噁二唑硝胺化合物在水中稳定性及其水解机制

To explore the hydrolysis behavior and internal rule of oxadiazole nitramide compounds, the natural bond orbit(NBO) charge distribution and lowest unoccupied molecular orbital (LUMO) orbital distribution of unstable oxadiazole nitramide compounds were analyzed by theoretical calculation. LUMO orbital coverage was found in the carbon center connected with the nitramide group, which was the possible reaction site and the NBO charge at this site was the highest in the molecule (usually around 0.7 a.u), which was the main factor leading to the occurrence of hydrolysis reaction. Based on this consequence, the hydrolysis reactions of N, N'-([3, 3'-bi(1, 2, 4-oxadiazole)]-5, 5'-diyl)dinitramide and N, N'-([2, 2'-bi(1, 3, 4-oxadiazole)]-5, 5'-diyl)dinitramide (ICM-101) compounds were successfully predicted.
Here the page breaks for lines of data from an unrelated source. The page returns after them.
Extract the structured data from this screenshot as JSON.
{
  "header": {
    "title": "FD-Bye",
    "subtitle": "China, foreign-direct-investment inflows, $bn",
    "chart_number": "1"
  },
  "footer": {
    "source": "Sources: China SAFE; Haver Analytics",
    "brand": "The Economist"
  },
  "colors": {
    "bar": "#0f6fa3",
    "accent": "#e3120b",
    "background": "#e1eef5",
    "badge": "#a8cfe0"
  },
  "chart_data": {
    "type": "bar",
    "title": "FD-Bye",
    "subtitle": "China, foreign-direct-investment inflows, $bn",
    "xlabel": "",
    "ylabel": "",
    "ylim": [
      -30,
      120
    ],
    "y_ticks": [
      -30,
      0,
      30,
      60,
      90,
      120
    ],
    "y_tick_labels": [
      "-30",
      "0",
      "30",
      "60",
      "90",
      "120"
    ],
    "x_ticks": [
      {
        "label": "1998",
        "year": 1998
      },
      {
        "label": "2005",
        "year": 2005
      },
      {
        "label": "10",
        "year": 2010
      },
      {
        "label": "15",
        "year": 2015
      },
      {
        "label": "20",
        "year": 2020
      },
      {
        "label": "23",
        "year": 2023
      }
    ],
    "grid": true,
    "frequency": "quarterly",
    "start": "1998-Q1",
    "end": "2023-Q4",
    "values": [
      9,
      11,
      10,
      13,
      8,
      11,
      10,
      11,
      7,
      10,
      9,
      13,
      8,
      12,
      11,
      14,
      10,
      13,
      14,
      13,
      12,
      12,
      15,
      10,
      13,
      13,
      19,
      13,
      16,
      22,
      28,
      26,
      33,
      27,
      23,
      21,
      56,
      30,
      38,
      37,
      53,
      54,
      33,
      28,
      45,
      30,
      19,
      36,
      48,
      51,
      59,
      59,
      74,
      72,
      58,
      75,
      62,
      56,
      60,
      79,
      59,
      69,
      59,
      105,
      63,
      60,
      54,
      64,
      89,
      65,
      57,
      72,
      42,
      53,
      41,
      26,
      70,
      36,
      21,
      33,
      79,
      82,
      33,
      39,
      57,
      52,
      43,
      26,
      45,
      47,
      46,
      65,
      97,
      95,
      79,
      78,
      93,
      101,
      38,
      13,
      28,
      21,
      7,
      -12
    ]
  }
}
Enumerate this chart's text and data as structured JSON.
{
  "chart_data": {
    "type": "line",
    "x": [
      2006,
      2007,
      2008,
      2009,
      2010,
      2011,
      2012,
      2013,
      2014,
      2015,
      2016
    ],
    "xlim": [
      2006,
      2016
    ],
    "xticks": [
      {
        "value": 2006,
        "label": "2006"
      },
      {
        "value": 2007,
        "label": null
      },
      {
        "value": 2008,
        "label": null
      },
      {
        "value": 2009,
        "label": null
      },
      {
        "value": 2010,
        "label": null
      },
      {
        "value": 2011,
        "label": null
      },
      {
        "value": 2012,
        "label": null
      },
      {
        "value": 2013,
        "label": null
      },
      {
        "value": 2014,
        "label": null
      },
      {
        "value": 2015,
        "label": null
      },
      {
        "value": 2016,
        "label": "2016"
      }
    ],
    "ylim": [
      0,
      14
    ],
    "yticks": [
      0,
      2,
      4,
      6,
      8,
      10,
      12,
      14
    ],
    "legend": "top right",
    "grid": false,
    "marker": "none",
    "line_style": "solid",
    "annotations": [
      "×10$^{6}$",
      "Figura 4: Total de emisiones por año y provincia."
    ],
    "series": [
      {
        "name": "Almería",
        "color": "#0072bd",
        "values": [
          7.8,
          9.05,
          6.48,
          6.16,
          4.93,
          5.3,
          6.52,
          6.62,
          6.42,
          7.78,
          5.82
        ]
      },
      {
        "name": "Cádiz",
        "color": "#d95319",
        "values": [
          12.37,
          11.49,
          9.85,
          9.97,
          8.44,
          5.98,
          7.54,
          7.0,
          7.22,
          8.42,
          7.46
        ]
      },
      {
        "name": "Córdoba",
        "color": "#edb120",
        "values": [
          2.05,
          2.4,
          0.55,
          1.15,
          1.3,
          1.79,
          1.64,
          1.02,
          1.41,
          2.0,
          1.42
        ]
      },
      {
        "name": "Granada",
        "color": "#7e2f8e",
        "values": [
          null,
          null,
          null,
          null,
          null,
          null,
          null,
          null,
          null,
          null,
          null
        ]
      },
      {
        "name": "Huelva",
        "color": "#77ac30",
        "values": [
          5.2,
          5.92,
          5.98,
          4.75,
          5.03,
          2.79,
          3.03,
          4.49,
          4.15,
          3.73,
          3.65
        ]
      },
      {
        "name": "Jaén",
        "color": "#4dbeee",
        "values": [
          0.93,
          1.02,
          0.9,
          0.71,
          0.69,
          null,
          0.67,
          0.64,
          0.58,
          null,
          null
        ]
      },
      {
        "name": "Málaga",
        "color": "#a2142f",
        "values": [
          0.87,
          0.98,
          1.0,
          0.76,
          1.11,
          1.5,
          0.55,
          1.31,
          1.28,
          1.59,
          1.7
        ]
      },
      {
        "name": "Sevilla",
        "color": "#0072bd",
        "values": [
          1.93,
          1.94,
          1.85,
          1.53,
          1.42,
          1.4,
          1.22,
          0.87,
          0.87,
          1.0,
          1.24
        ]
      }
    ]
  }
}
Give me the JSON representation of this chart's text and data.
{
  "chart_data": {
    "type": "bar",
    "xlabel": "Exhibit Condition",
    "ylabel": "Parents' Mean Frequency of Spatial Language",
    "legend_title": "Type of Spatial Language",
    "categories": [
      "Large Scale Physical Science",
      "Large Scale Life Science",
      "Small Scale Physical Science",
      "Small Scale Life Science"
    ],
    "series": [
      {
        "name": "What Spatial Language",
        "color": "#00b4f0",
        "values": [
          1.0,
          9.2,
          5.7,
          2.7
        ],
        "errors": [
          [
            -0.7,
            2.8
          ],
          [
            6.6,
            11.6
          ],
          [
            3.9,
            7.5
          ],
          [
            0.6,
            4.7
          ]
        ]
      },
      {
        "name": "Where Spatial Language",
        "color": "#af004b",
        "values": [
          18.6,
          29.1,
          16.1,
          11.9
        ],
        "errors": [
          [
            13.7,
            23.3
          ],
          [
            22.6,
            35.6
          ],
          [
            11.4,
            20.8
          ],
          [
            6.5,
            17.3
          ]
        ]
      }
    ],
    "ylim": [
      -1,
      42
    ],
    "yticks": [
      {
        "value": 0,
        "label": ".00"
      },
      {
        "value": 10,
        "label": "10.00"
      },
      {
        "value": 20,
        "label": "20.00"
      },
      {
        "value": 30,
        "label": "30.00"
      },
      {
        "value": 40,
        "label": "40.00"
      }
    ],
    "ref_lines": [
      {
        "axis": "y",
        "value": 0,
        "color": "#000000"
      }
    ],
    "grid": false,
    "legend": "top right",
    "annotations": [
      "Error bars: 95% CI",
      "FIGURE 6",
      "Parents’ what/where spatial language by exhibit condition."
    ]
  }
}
The hydrolysis products [3, 3'-bi(1, 2, 4-oxadiazole)]-5, 5'(4H, 4'H)-dione and [2, 2'-bi(1, 3, 4-oxadiazole)]-5, 5'(4H, 4'H)-dione were obtained by hydrolysis experiments in boiling water. Then the corresponding structures were characterized, the site of hydrolysis reaction was identified, and the mechanism of hydrolysis reaction was elucidated. Using the method of structural equivalence, the order of the hydrolysis activity of azole nitramide compounds was put forward as follows: furazan < 3-substituted-1, 2, 4-oxadiazole < 1, 2, 4-triazole < 1, 3, 4-oxadiazole < 5-substituted-1, 2, 4-oxadiazole.